With 2022 closed, there is growing anticipation (trepidation?) about what is in store for digital health in the new year. Will venture funding trickle or will 2023 see more liquidity in the markets? What legal and policy changes can we expect to see? And how will the end of the Public Health Emergency (PHE) waivers affect telemedicine services and patient care?
In a recent episode of the Slice of Healthcare podcast, Nathaniel Lacktman sat with host Jared Taylor. Lacktman is Chair of Foley & Lardner’s national Telemedicine and Digital Health Industry Team, and a member of the ATA Board of Directors. They discussed the current state of affairs and what’s coming around the corner, including how to build sustainable telemedicine models, what venture capital firms will expect from digital health startups, and the legal and regulatory changes coming in 2023.
Lacktman said the digital health industry has “moved from a stage of growth-only to sustainability.” Venture firms do not expect startups to be profitable on day one, but they are seeking a direct path to profitability.
Remember: venture funds typically have a 10-12 year lifespan, with a two-four year deployment schedule. They have fiduciary and contractual obligations to deploy the money raised from limited partners for the purpose of investing in telemedicine and digital health companies. “There is a bunch of dry powder (uncalled capital) remaining that must be deployed,” said Lacktman of the billions of dollars raised in the last three years. He continued, “Although venture seems like it moves really fast, and it has in these last few years, the lifecycle of a venture capital investment is quite long and the investors’ money highly illiquid. The limited partners have a different sense of time and horizon, and the venture fund managers have a different sense of time and horizon. Despite the pressure investors can apply, the people with the most urgency are often the founders themselves.” Ultimately, there is money out there – previously raised and earmarked for investment in digital health – which should instill comfort for startups. There is plenty of fuel out there to fire further growth.

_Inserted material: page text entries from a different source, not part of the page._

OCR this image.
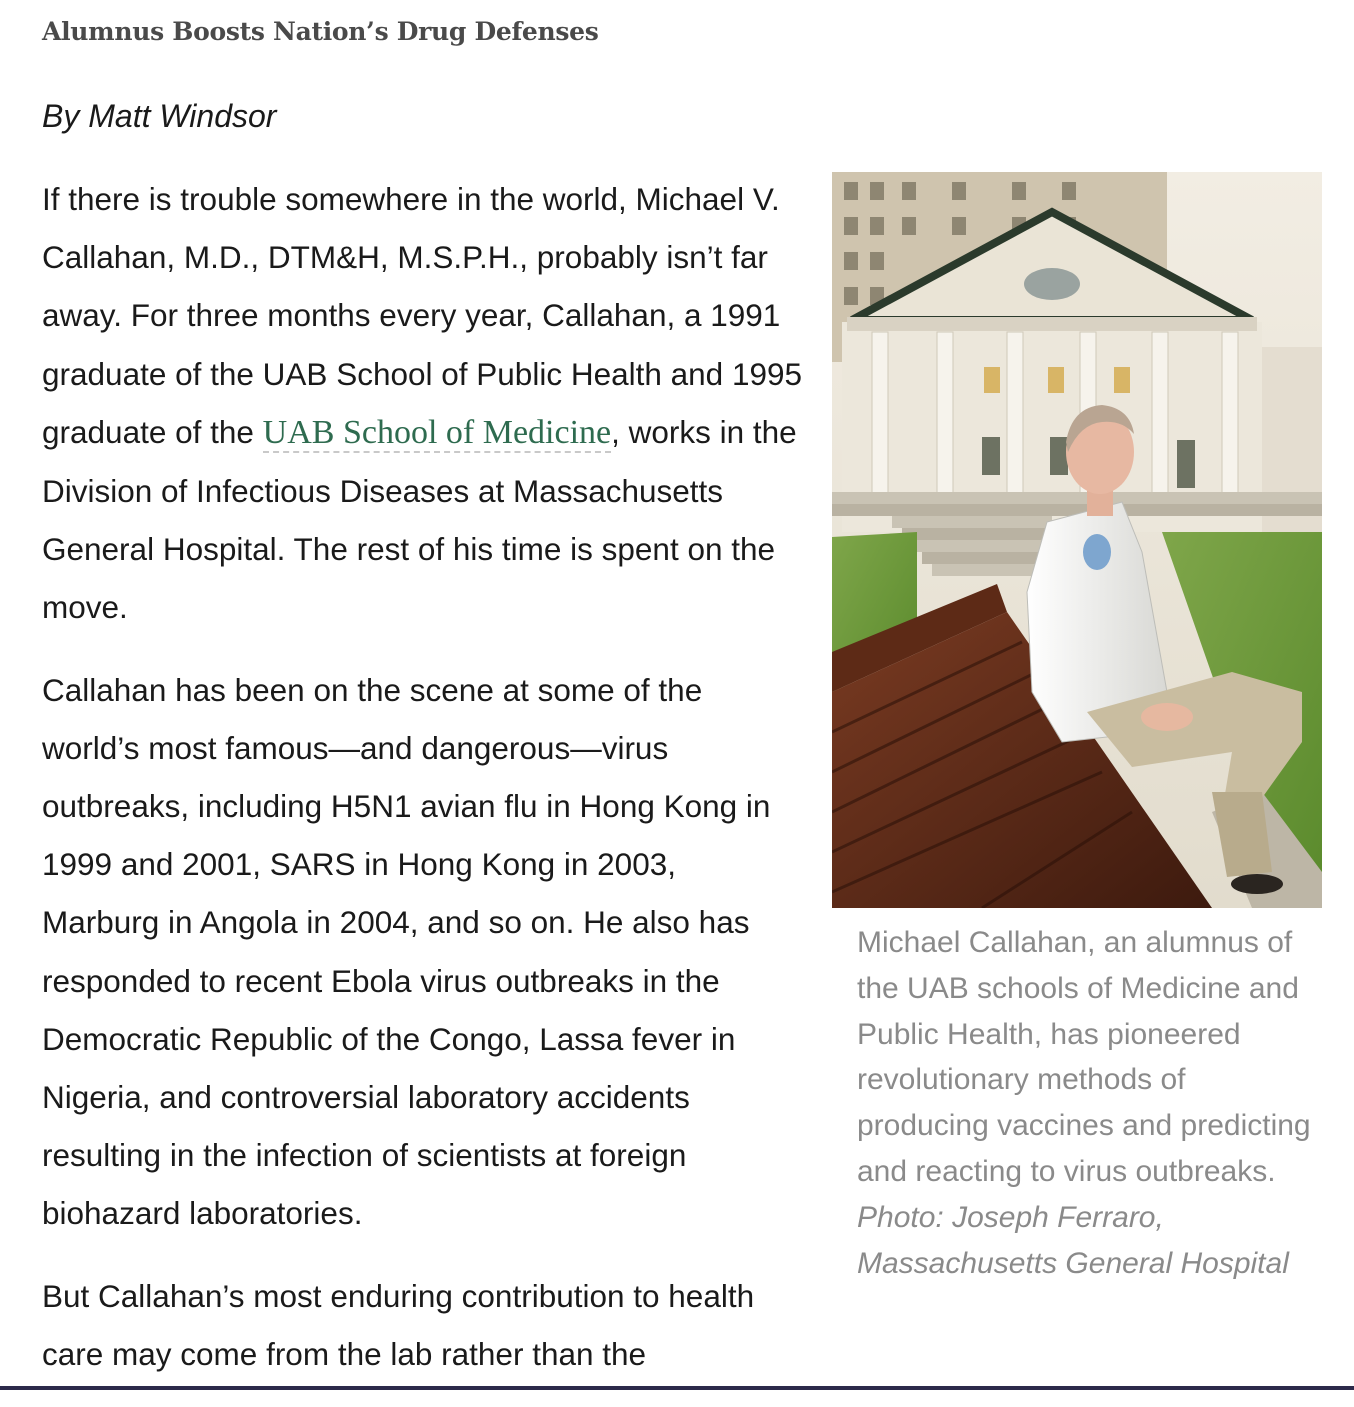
Alumnus Boosts Nation’s Drug Defenses

By Matt Windsor

If there is trouble somewhere in the world, Michael V. Callahan, M.D., DTM&H, M.S.P.H., probably isn’t far away. For three months every year, Callahan, a 1991 graduate of the UAB School of Public Health and 1995 graduate of the UAB School of Medicine, works in the Division of Infectious Diseases at Massachusetts General Hospital. The rest of his time is spent on the move.

Callahan has been on the scene at some of the world’s most famous—and dangerous—virus outbreaks, including H5N1 avian flu in Hong Kong in 1999 and 2001, SARS in Hong Kong in 2003, Marburg in Angola in 2004, and so on. He also has responded to recent Ebola virus outbreaks in the Democratic Republic of the Congo, Lassa fever in Nigeria, and controversial laboratory accidents resulting in the infection of scientists at foreign biohazard laboratories.

But Callahan’s most enduring contribution to health care may come from the lab rather than the

Michael Callahan, an alumnus of the UAB schools of Medicine and Public Health, has pioneered revolutionary methods of producing vaccines and predicting and reacting to virus outbreaks. Photo: Joseph Ferraro, Massachusetts General Hospital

When asked about a potential downturn in the telemedicine industry following the expiration of the PHE waivers, Lacktman said, “We cannot ignore the reality that if you terminate Medicare coverage of certain services, it will inhibit doctors from offering those services.” For example, audio-only phone calls are currently covered under the PHE waivers, but if discontinued like the Centers for Medicare & Medicaid Service (CMS) has proposed, there will be a cohort of people who will not get care. But the recent federal omnibus bill signed by President Biden and supported by ATA Action brought temporary reprieve, as many Medicare telehealth waivers (including coverage for audio-only) will now be extended until the end of 2024.
The pandemic and the PHE did not create the telemedicine industry, but it did accelerate the pace that this technology was already being adopted – and rapidly. We have been operating under so-called temporary waivers for the last three years, many of which now feel fully-baked into the normal course of medical practice. These fundamental changes are not going to end just because a waiver expires.
Outside of Medicare coverage, we could see more activity around state medical licensing. Although most states have already eliminated their interstate license waivers, there could be more activity on state-by-state agreements for continuity of care exceptions for follow-up care.
Another area to watch is how the Drug Enforcement Administration (DEA) will handle controlled substance prescribing via telemedicine under the Ryan Haight Act. There is a subset of patients who rely on controlled substance prescribing for important medication-assisted therapy. It is incumbent on the DEA to make a change for those patients who rely on this service.
Only time will tell what happens from here, but there is no denying the telemedicine industry continues to grow and thrive.